Peter Logan, Principal Investigator:

“Identifying and preparing subject sets is probably the most time-consuming task in building your project, and you want to do it right the first time, if possible, so go slowly. Below are some tips for thinking through the process.

  1. Type your subjects. For example, pages with tabular data might be one type, prose pages another, audio-visual data a third.
  2. Look for subtypes within each group. One of the most useful lessons I learned was to separate multi-page subjects, like correspondence, from subjects that could be treated as individual pages. In my case, those were diary pages. This led to the creation of two workflows, one that was tailored to multipage subjects, where keeping the images in order mattered (who was writing and to whom?), and a second designed for single diary pages (where we know that context).
    1. Note: Even the latter can be served up more or less consecutively, using a priority column in your manifest, but once subject #1 is completed and removed, volunteers will not be able to access it before transcribing subject #2.
  3. Establish the ideal quantity for subject sets. With your basic types established, think about how many images to include in each subject set. I made my sets too large initially and learned that volunteers like to work toward a goal, such as contributing to completing a set, so you want a quantity that scales to that imagination, and not one so large that each day’s work is an unrewarding drop in an oversized bucket.
  4. Remove unneeded images. We had images of blank pages in our comprehensive collection, for example. It sounds obvious, but images that do not need transcription should be removed.
  5. Optimize your images. It pays to have someone on your team who knows how to modify images, since volunteers cannot transcribe what they cannot read.
    1. Which image dimensions best filled an average screen in the Zooniverse format? 900 x 400 worked well.
    2. Which level of compression reduced file size the most while retaining high resolution when enlarged? For JPEG files, 65% showed no deterioration when enlarged on a big monitor.
  6. Create your manifest. You can build in whatever program you want, but it has to be saved as CSV. (We learned the hard way that Zooniverse will not accept a manifest in Excel’s spreadsheet format, .XSLX.) This was an easy process, but consider what data you want to share with volunteers. Extra columns in your manifest are visible to users, unless you hide them with a hashtag. We wanted to include a link to the original images in an external archive, for example. It now appears in the information window for the image, along with other relevant data, like the date and volume it came from.
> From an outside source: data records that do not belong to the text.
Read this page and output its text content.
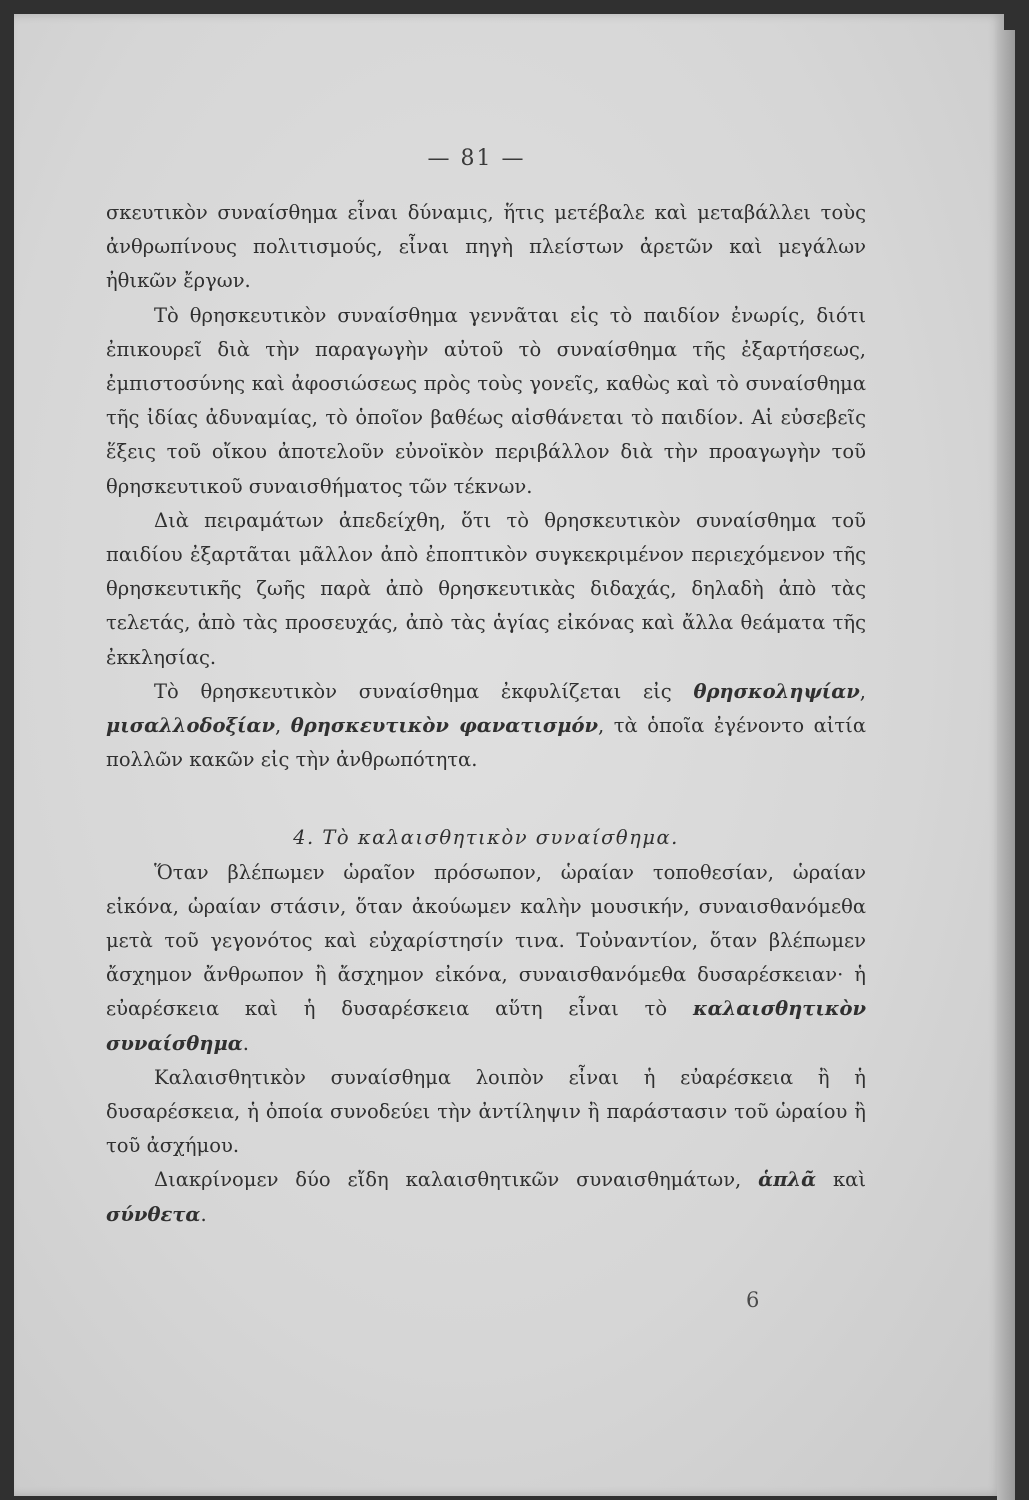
— 81 —

σκευτικὸν συναίσθημα εἶναι δύναμις, ἥτις μετέβαλε καὶ μεταβάλλει τοὺς ἀνθρωπίνους πολιτισμούς, εἶναι πηγὴ πλείστων ἀρετῶν καὶ μεγάλων ἠθικῶν ἔργων.

Τὸ θρησκευτικὸν συναίσθημα γεννᾶται εἰς τὸ παιδίον ἐνωρίς, διότι ἐπικουρεῖ διὰ τὴν παραγωγὴν αὐτοῦ τὸ συναίσθημα τῆς ἐξαρτήσεως, ἐμπιστοσύνης καὶ ἀφοσιώσεως πρὸς τοὺς γονεῖς, καθὼς καὶ τὸ συναίσθημα τῆς ἰδίας ἀδυναμίας, τὸ ὁποῖον βαθέως αἰσθάνεται τὸ παιδίον. Αἱ εὐσεβεῖς ἕξεις τοῦ οἴκου ἀποτελοῦν εὐνοϊκὸν περιβάλλον διὰ τὴν προαγωγὴν τοῦ θρησκευτικοῦ συναισθήματος τῶν τέκνων.

Διὰ πειραμάτων ἀπεδείχθη, ὅτι τὸ θρησκευτικὸν συναίσθημα τοῦ παιδίου ἐξαρτᾶται μᾶλλον ἀπὸ ἐποπτικὸν συγκεκριμένον περιεχόμενον τῆς θρησκευτικῆς ζωῆς παρὰ ἀπὸ θρησκευτικὰς διδαχάς, δηλαδὴ ἀπὸ τὰς τελετάς, ἀπὸ τὰς προσευχάς, ἀπὸ τὰς ἁγίας εἰκόνας καὶ ἄλλα θεάματα τῆς ἐκκλησίας.

Τὸ θρησκευτικὸν συναίσθημα ἐκφυλίζεται εἰς θρησκοληψίαν, μισαλλοδοξίαν, θρησκευτικὸν φανατισμόν, τὰ ὁποῖα ἐγένοντο αἰτία πολλῶν κακῶν εἰς τὴν ἀνθρωπότητα.

4. Τὸ καλαισθητικὸν συναίσθημα.

Ὅταν βλέπωμεν ὡραῖον πρόσωπον, ὡραίαν τοποθεσίαν, ὡραίαν εἰκόνα, ὡραίαν στάσιν, ὅταν ἀκούωμεν καλὴν μουσικήν, συναισθανόμεθα μετὰ τοῦ γεγονότος καὶ εὐχαρίστησίν τινα. Τοὐναντίον, ὅταν βλέπωμεν ἄσχημον ἄνθρωπον ἢ ἄσχημον εἰκόνα, συναισθανόμεθα δυσαρέσκειαν· ἡ εὐαρέσκεια καὶ ἡ δυσαρέσκεια αὕτη εἶναι τὸ καλαισθητικὸν συναίσθημα.

Καλαισθητικὸν συναίσθημα λοιπὸν εἶναι ἡ εὐαρέσκεια ἢ ἡ δυσαρέσκεια, ἡ ὁποία συνοδεύει τὴν ἀντίληψιν ἢ παράστασιν τοῦ ὡραίου ἢ τοῦ ἀσχήμου.

Διακρίνομεν δύο εἴδη καλαισθητικῶν συναισθημάτων, ἁπλᾶ καὶ σύνθετα.

6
2.3.4 When should I upload my Subject Sets into Zooniverse?

Start by uploading a small dataset (<50 Subjects), to use for building and testing Workflows. You do not need to have all your Subjects before you get started. Starting with a fraction of your total dataset allows you to experiment with different aspects of your project—remember, your Workflow design should influence how you break your full dataset into Subject Sets. in the Subject Set you use for building and testing your Workflows, you should include examples of the different formats and layouts volunteers can encounter when working through your full dataset. A full data upload should be the final thing you do before your project launches.

2.3.5 Beta testing Subject Sets

Beta testing requires a small Subject Set. For most projects, this is usually between 150 and 300 Subjects. For projects using the Transcription Task, it is usually about 25 Subjects. Beta tests last for one week, so the aim is to include enough data to last more than a few days, but not so much that nothing is retired by the end of the week-long test. The goal of beta testing is to validate the results from your Workflow(s), while also verifying that volunteer expectations are clear throughout the project and the user experience is positive.